The Central government today raised import duty on sugar to 100 per cent from 50 per cent, and on chana to 40 per cent from 30 per cent, in a bid to curb fall in prices of these commodities.
Chana futures on the National Commodity and Derivatives Exchange rose over one per cent on the news. The most-active March chana contract on the NCDEX was at ₹3,870 a quintal, up 1.5 per cent from the previous close.
While trading in sugar futures has been negligible due to low volumes for the past few months, spot prices rose in key wholesale markets following the hike in import duty.
Chana stays bearish
The government had, in December, imposed 30 per cent duty on chana imports to restrict fall in domestic prices.
The bearish sentiment in chana market, however, continued due to expectation of a bumper output this rabi season at a time when supplies from last season are already high.
Pulses output rose sharply in 2016-17 (July-June) to a record high of 22.95 million tonnes (mt) against 16.35 mt a year ago, data from the Agriculture Ministry showed.
Chana production in the country was at 9.33 mt in 2016-17, up from 7.06 mt a year ago.
During this rabi season, farmers in the country had sown chana across10.72 million hectares, up 8.3 per cent on year, data released by the Agriculture Ministry showed.
Hike in import duty on chana would restrict purchases, boost domestic prices and safeguard interests of farmers, traders said.
Pakistani imports
For sugar, apart from the fall in prices, there were also concerns over cheaper imports from Pakistan through Wagah border.
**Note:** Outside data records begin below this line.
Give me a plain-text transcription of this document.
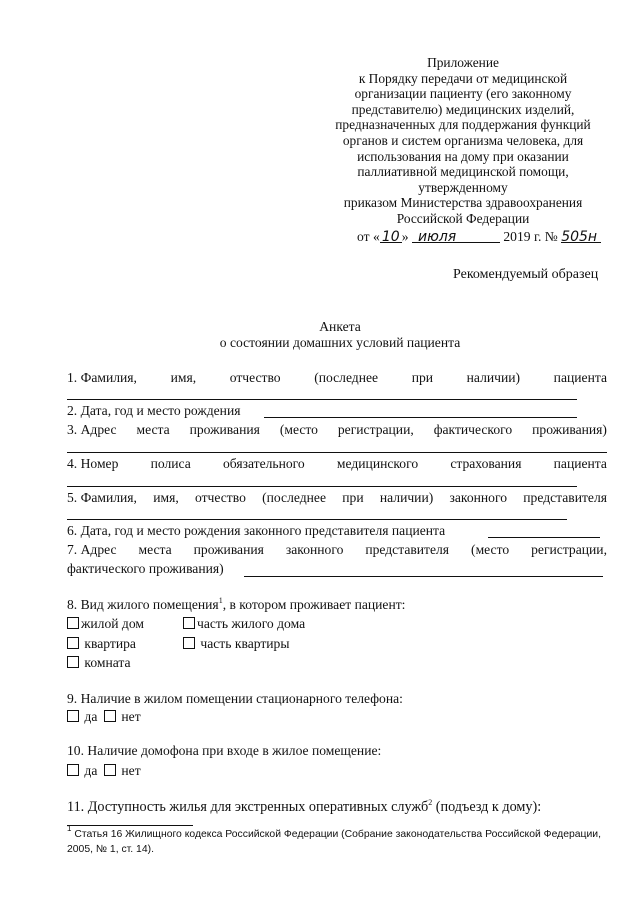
Приложение
к Порядку передачи от медицинской
организации пациенту (его законному
представителю) медицинских изделий,
предназначенных для поддержания функций
органов и систем организма человека, для
использования на дому при оказании
паллиативной медицинской помощи,
утвержденному
приказом Министерства здравоохранения
Российской Федерации
от « 10 » июля	2019 г. № 505н
Рекомендуемый образец
Анкета
о состоянии домашних условий пациента
1. Фамилия, имя, отчество (последнее при наличии) пациента
2. Дата, год и место рождения
3. Адрес места проживания (место регистрации, фактического проживания)
4. Номер полиса обязательного медицинского страхования пациента
5. Фамилия, имя, отчество (последнее при наличии) законного представителя
6. Дата, год и место рождения законного представителя пациента
7. Адрес места проживания законного представителя (место регистрации,
фактического проживания)
8. Вид жилого помещения$^1$, в котором проживает пациент:
жилой дом	часть жилого дома
квартира	часть квартиры
комната
9. Наличие в жилом помещении стационарного телефона:
да	нет
10. Наличие домофона при входе в жилое помещение:
да	нет
11. Доступность жилья для экстренных оперативных служб$^2$ (подъезд к дому):
$^1$ Статья 16 Жилищного кодекса Российской Федерации (Собрание законодательства Российской Федерации, 2005, № 1, ст. 14).
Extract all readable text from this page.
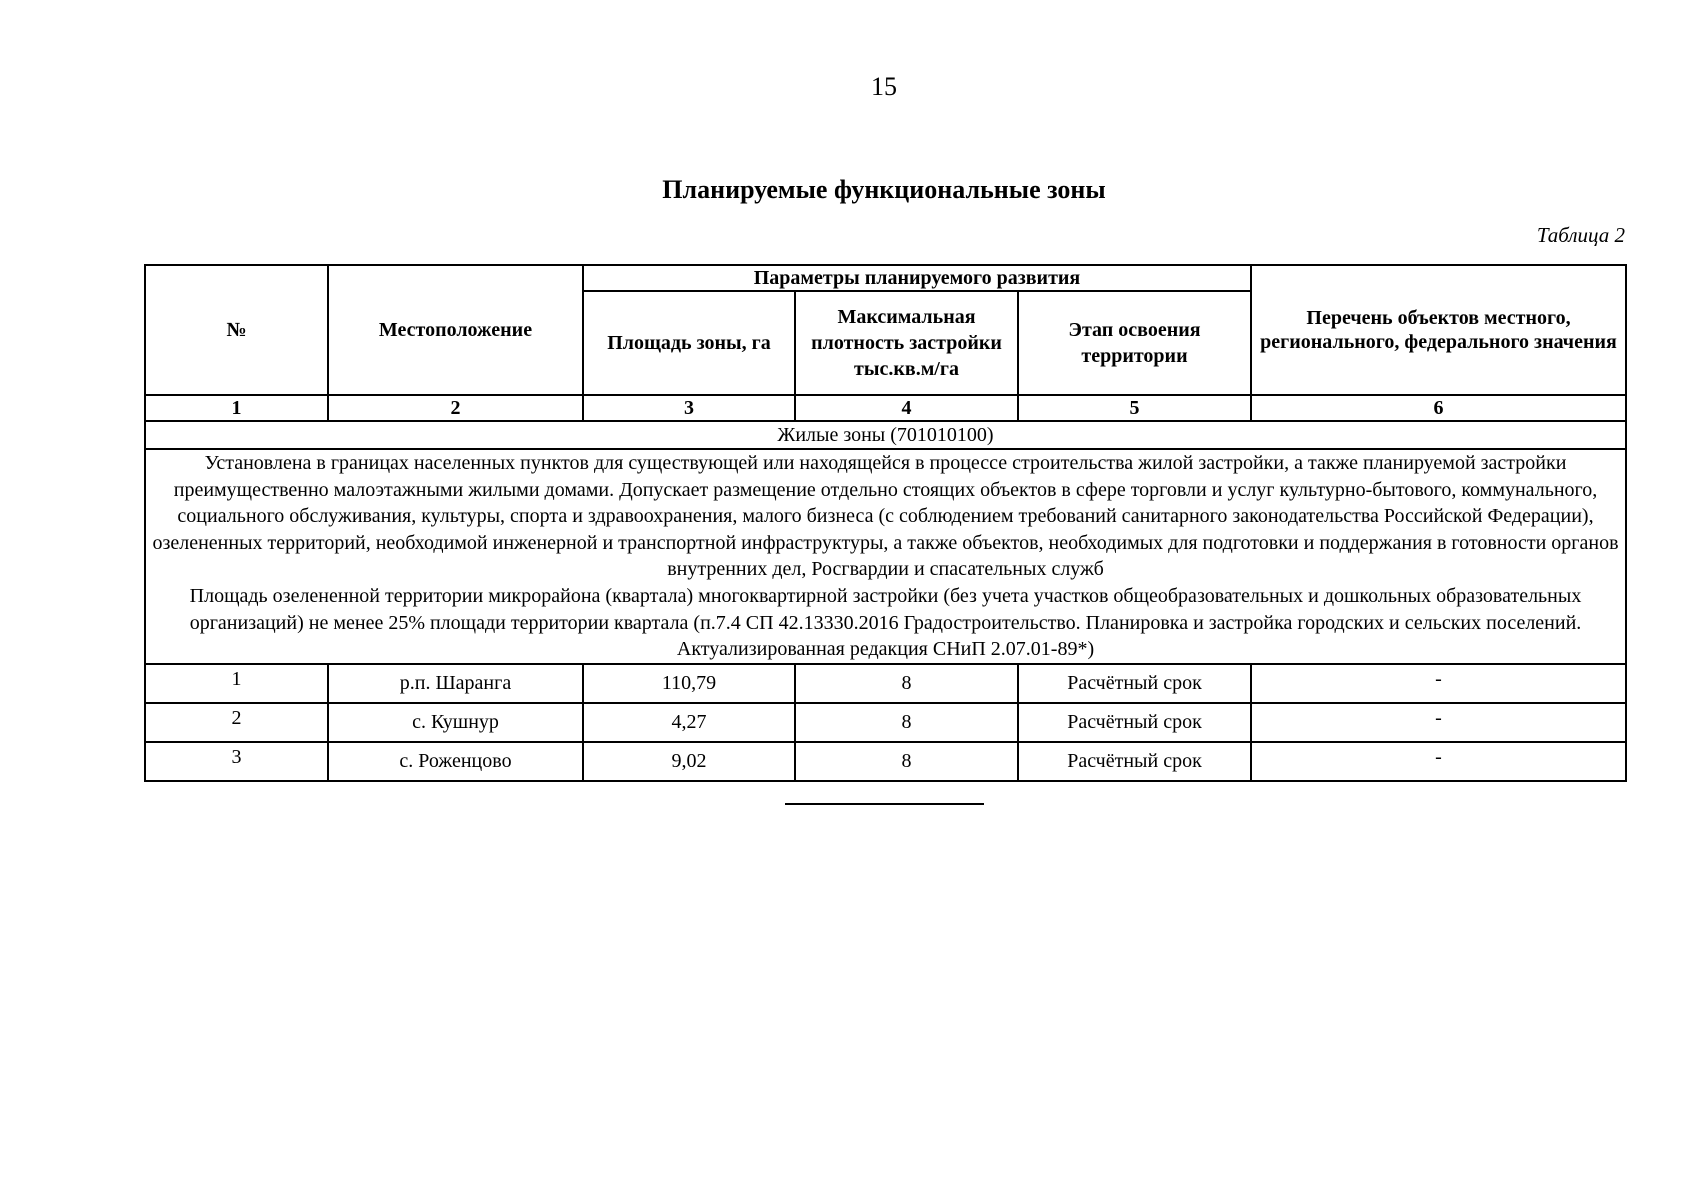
15
Планируемые функциональные зоны
Таблица 2
№	Местоположение	Параметры планируемого развития			Перечень объектов местного, регионального, федерального значения
		Площадь зоны, га	Максимальная плотность застройки тыс.кв.м/га	Этап освоения территории	
1	2	3	4	5	6
Жилые зоны (701010100)					

Установлена в границах населенных пунктов для существующей или находящейся в процессе строительства жилой застройки, а также планируемой застройки преимущественно малоэтажными жилыми домами. Допускает размещение отдельно стоящих объектов в сфере торговли и услуг культурно-бытового, коммунального, социального обслуживания, культуры, спорта и здравоохранения, малого бизнеса (с соблюдением требований санитарного законодательства Российской Федерации), озелененных территорий, необходимой инженерной и транспортной инфраструктуры, а также объектов, необходимых для подготовки и поддержания в готовности органов внутренних дел, Росгвардии и спасательных служб
Площадь озелененной территории микрорайона (квартала) многоквартирной застройки (без учета участков общеобразовательных и дошкольных образовательных организаций) не менее 25% площади территории квартала (п.7.4 СП 42.13330.2016 Градостроительство. Планировка и застройка городских и сельских поселений. Актуализированная редакция СНиП 2.07.01-89*)					

1	р.п. Шаранга	110,79	8	Расчётный срок	-
2	с. Кушнур	4,27	8	Расчётный срок	-
3	с. Роженцово	9,02	8	Расчётный срок	-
Several trade associations had urged the government to raise the import duty on sugar to 60 per cent from 50 per cent as Pakistan, last year, had allowed export of 2 mt sugar with a freight subsidy of 10.70 Pakistani rupee per kg (1 Pakistani rupee is 0.58 rupees).
Pakistan is expected to produce 8 mt sugar in the ongoing season ending September, as against an estimated consumption of 5 mt.